As employees across the UK return to the workplace following a year of remote working, new research indicates the ongoing shift back to offices may significantly disrupt workers’ sleeping patterns and wider wellbeing.

The Global Working From Home Survey, commissioned by employee wellbeing specialist WRKIT, found that UK workers are overwhelmingly sleeping better due to their newfound capacity to forgo the daily commute. When asked about their sleep quantity, UK workers reported back that they now sleep longer with no commute, which for many takes more than an hour each day, scoring their sleep duration 8.6/10.

Additional questions into sleep quality and quantity reveal that UK workers are also strongly positive about their sleep quality when working from home, scoring sleep quality 7.6/10 on average, and also find it far easier to plan their nightly sleep routine (7.3/10).

Interestingly, the research suggests that UK workers’ sleeping patterns have benefited far more from the shift to working from home than their international counterparts. To this end, respondents from the UK reported feeling refreshed after sleep when working from home, scoring this affirmation at 6.5/10, compared to 4.5/10 globally.
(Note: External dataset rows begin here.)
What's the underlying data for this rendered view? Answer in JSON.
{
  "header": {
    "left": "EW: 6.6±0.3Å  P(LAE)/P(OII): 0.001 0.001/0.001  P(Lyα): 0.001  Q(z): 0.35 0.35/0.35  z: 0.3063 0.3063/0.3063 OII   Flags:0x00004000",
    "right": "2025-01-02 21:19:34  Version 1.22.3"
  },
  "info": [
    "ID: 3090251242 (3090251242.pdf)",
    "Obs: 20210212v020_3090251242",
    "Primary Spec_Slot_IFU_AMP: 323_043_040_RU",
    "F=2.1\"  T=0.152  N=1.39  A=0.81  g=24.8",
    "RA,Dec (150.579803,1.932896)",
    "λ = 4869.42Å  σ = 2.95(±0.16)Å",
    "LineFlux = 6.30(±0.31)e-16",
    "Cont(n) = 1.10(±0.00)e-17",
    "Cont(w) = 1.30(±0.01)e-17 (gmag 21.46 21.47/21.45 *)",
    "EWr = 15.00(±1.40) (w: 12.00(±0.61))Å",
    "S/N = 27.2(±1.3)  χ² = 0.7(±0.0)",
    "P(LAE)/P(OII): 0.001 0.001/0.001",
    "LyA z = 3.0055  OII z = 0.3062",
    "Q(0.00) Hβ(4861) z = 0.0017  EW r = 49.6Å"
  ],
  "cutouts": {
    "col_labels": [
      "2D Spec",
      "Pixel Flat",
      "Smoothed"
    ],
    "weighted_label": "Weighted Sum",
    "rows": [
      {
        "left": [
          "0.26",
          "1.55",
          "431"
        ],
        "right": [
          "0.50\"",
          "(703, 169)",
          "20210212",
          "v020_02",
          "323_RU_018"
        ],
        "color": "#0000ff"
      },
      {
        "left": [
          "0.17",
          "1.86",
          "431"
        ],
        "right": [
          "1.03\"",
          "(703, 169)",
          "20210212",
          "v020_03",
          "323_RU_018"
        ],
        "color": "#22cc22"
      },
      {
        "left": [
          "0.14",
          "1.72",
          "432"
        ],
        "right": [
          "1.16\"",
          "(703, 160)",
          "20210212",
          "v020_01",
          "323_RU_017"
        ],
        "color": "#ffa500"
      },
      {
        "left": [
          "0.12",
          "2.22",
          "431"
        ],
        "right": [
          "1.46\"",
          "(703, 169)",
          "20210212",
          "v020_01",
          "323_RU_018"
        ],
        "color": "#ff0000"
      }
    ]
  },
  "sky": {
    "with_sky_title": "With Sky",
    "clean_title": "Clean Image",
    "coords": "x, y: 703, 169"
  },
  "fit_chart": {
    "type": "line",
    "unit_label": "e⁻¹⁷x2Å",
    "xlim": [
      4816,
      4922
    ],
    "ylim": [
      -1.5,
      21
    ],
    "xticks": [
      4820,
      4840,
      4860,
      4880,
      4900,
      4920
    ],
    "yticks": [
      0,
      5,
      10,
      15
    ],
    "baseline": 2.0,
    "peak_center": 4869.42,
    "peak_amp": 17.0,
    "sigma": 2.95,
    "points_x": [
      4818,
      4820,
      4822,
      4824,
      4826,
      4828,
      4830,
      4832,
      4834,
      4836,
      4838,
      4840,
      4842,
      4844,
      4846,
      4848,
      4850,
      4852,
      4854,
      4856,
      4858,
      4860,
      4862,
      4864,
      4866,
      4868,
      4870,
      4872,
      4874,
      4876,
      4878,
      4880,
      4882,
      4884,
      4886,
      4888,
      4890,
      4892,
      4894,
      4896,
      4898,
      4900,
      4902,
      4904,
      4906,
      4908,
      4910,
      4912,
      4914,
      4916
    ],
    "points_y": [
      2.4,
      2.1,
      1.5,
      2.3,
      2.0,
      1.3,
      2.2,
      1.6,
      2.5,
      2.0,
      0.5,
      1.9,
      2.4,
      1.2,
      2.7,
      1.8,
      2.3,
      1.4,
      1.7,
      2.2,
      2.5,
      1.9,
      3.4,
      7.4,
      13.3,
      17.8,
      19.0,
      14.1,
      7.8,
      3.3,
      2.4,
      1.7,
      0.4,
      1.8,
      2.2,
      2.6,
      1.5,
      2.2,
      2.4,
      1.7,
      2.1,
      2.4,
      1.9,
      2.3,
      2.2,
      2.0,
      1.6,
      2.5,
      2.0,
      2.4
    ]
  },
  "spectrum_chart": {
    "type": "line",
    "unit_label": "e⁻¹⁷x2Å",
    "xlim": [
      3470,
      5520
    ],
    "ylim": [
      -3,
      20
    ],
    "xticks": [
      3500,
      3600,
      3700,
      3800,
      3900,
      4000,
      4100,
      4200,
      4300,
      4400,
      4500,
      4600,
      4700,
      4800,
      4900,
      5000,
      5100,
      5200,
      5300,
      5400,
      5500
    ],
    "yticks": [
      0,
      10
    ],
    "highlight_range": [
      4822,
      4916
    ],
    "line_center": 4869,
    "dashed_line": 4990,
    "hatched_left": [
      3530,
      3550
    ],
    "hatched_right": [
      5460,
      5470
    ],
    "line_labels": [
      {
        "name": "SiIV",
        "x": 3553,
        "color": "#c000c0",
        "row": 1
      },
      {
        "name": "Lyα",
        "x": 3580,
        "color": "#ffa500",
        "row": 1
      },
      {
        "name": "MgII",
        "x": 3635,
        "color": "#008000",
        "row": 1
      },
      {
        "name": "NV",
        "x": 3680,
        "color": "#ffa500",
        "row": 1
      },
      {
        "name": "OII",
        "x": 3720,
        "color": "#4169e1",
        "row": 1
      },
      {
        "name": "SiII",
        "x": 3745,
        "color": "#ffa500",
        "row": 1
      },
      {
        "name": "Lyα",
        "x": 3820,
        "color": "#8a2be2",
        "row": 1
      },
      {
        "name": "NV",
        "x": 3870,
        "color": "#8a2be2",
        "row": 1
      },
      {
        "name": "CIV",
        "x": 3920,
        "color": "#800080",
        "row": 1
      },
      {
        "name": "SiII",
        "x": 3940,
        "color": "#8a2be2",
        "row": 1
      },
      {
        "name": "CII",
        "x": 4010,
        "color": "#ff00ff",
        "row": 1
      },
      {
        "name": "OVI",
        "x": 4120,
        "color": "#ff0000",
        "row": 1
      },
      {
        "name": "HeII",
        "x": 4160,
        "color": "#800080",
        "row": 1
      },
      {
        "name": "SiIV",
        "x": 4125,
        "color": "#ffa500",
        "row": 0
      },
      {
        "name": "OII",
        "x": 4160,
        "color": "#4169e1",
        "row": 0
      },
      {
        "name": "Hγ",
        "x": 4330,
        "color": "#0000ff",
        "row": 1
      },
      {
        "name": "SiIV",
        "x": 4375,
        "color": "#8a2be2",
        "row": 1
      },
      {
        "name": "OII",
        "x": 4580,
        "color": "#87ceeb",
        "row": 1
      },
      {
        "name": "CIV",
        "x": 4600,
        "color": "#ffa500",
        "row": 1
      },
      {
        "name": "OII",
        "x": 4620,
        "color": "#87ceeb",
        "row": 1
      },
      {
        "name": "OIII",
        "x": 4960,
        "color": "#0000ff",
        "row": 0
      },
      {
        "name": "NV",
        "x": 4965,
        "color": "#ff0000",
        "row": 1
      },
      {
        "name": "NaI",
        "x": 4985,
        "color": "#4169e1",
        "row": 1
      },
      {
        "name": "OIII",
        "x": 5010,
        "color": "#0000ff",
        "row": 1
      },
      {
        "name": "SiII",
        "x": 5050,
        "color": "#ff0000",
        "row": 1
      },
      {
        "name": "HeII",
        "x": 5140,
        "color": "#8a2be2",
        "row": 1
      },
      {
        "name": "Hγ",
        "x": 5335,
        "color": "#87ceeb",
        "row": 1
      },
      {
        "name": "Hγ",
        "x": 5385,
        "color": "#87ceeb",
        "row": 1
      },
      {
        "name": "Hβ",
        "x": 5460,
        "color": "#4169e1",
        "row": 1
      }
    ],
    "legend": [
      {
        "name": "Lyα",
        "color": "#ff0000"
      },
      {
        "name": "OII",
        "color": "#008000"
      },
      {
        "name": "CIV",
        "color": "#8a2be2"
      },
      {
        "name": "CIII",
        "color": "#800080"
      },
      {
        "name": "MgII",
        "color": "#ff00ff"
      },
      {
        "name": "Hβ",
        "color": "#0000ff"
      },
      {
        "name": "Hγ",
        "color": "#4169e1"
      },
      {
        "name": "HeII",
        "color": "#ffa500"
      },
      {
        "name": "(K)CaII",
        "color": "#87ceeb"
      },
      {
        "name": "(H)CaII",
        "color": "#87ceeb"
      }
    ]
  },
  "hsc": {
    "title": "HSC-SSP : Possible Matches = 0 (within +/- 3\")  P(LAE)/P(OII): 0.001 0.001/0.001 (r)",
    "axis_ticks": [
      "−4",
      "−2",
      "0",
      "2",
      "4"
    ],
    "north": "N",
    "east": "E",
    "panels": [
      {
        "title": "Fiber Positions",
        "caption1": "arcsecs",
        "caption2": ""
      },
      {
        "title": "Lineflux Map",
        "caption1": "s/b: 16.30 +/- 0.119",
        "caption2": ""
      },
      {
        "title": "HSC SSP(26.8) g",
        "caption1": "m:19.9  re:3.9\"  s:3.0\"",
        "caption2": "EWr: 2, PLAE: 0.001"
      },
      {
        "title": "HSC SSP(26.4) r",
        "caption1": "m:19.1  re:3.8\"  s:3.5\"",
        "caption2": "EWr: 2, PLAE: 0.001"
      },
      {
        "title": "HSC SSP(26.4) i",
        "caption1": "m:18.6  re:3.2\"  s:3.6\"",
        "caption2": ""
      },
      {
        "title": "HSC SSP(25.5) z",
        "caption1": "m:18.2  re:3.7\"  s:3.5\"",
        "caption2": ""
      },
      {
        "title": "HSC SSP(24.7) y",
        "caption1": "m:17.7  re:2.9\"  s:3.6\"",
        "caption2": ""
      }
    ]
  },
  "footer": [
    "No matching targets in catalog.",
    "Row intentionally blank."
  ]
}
The research also found that working from home has benefited worker wellbeing more widely, with UK workers reporting that they are now far more able to make time to focus on activities they enjoy (scoring this affirmation at 7.1/10) compared with the global reading (5/10).

Data from the Office of National Statistics (ONS) found that more than a third (35%) of the UK’s workforce are still working remotely, indicating that millions of workers will need to significantly adjust their sleeping pattern and morning routine over the coming weeks as offices return. Given this, businesses must in turn either adapt to this step-change or risk worker wellbeing plummeting over the coming weeks, at a significant detriment to both morale and productivity.

Given also that sleep deprivation has been estimated to cost the UK economy approximately £37 billion in lost productivity annually, these new findings indicate a real need for companies to assess their current workplace return strategy, and consider offering hybrid working arrangements where possible.

Commenting on the findings Jason Brennan, director of leadership and wellbeing at WRKIT, said: “The sudden shift to working from home last March was intense for employees and organisations alike. Those uprooted from their workplace have been impacted uniquely and there have been profound psychological and emotional effects across the UK’s workforce.

“So many workers seeing marked improvements to their sleeping patterns has been an extremely positive legacy of the past 12 months, that businesses would do well to pay attention to if they are to keep morale – and, crucially, the wellbeing of their staff – high over the coming months.

“Where possible, businesses should consider providing the option of permanent remote working, even for two or three days a week. This will enable employees to maintain good sleep hygiene, to the mutual benefit of employer and employee, and enable forward-thinking businesses to attract and retain the top talent in their industry.”

The research, believed to be the first of its kind conducted on a global scale, surveyed more than 4,000 employees worldwide – 1,293 from the UK alone – on how the past year has impacted their wellbeing across six key pillars; sleep, work, life, food, and mental and physical wellbeing.